Xilinx / Vitis-AI-Tutorials

MIT License
358 stars 144 forks source link

Problem testing Desing_Tutorial/07-yolov4-tutorial's Yolov4 #28

Open rzese opened 2 years ago

rzese commented 2 years ago

Dear all, I am trying to follow the instruction in Desing_Tutorial/07-yolov4-tutorial to run the network on my board (DPUCZDX8G_ISA0_B4096_MAX_BG2). Up to step 2.4 (Model Deployment) everything seems to work fine and I am able to evaluate the network using the tf_eval_yolov4_coco_2017.py script. Here, the results are not good, but I get no errors. The quantization and compilation processes finish correctly. The problem is when I try to run the network on the board. Specifically, in the program test_jpeg_yolov4, the execution seems to stall when it gives the image as input to the network. I have read the code that executes the network, here is the code of the function:

// Entrance of jpeg demo
template <typename FactoryMethod, typename ProcessResult>
int main_for_jpeg_demo(int argc, char *argv[],
                       const FactoryMethod &factory_method,
                       const ProcessResult &process_result, int start_pos = 1) {
  if (argc <= 1) {
    usage_jpeg(argv[0]);
    exit(1);
  }
  auto model = factory_method();
  for (int i = start_pos; i < argc; ++i) {
    auto image_file_name = std::string{argv[i]};
    auto image = cv::imread(image_file_name);
    if (image.empty()) {
      LOG(FATAL) << "cannot load " << image_file_name << std::endl;
      abort();
    }
    auto result = model->run(image);
    image = process_result(image, result, true);
    auto out_file =
        image_file_name.substr(0, image_file_name.size() - 4) + "_result.jpg";
    cv::imwrite(out_file, image);
    LOG_IF(INFO, ENV_PARAM(DEBUG_DEMO)) << "result image write to " << out_file;
  }
  LOG_IF(INFO, ENV_PARAM(DEBUG_DEMO)) << "BYEBYE";
  return 0;
}

When it enters result = model->run(image); the program seems to enter an infinite loop. I tried to wait more than 24 hours to see if the execution could calculate the results, but the program never reaches the next instruction (image = process_result(image, result, true);).
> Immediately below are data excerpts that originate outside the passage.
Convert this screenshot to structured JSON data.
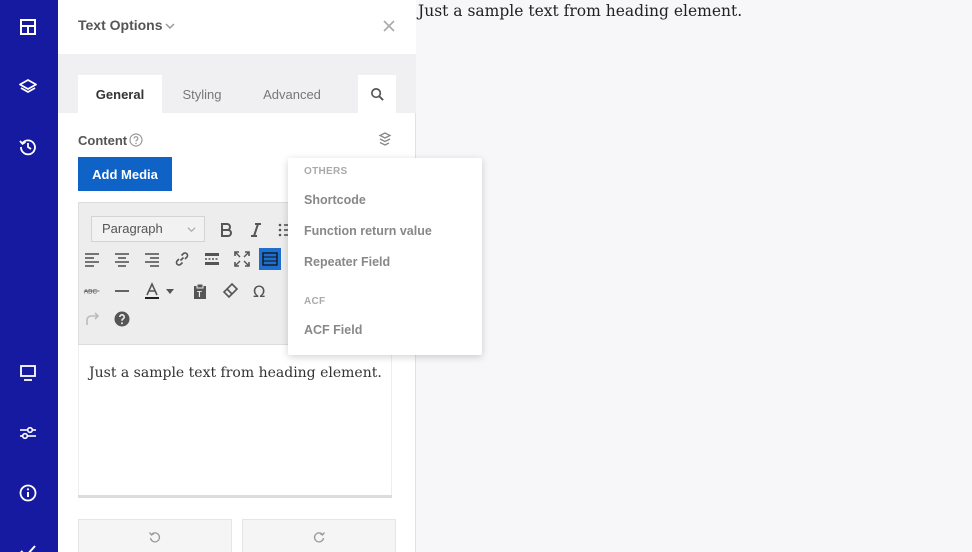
{
  "leftbar": {
    "icons_top": [
      "layout-icon",
      "layers-icon",
      "history-icon"
    ],
    "icons_bottom": [
      "desktop-icon",
      "sliders-icon",
      "info-icon",
      "check-icon"
    ]
  },
  "panel": {
    "title": "Text Options",
    "tabs": [
      {
        "label": "General",
        "active": true
      },
      {
        "label": "Styling",
        "active": false
      },
      {
        "label": "Advanced",
        "active": false
      }
    ],
    "content_label": "Content",
    "add_media_label": "Add Media",
    "editor": {
      "paragraph_select": "Paragraph",
      "text": "Just a sample text from heading element."
    }
  },
  "dropdown": {
    "groups": [
      {
        "name": "OTHERS",
        "items": [
          "Shortcode",
          "Function return value",
          "Repeater Field"
        ]
      },
      {
        "name": "ACF",
        "items": [
          "ACF Field"
        ]
      }
    ]
  },
  "canvas": {
    "heading_text": "Just a sample text from heading element."
  },
  "colors": {
    "sidebar": "#151aa0",
    "accent": "#0f63c7"
  }
}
What can cause this problem? Has anyone already experienced similar problems?

Many thanks

nhphuong91 commented 2 years ago

@rzese Hi, how did you pass step 2.1? It said to run a shell script name setup_environment.sh at the very beginning but I couldn't find it anywhere

rzese commented 2 years ago

Hi @nhphuong91, yes, the file setup_environment.sh does not exist. I simply created a virtual environment with the same version of python included in the vitis-ai docker and installed all the packages contained in the requirements.txt file.

nhphuong91 commented 2 years ago

@rzese Thanks! The requirements.txt you mention is located in repo keras-YOLOv3-model-set right? Or it's somewhere else?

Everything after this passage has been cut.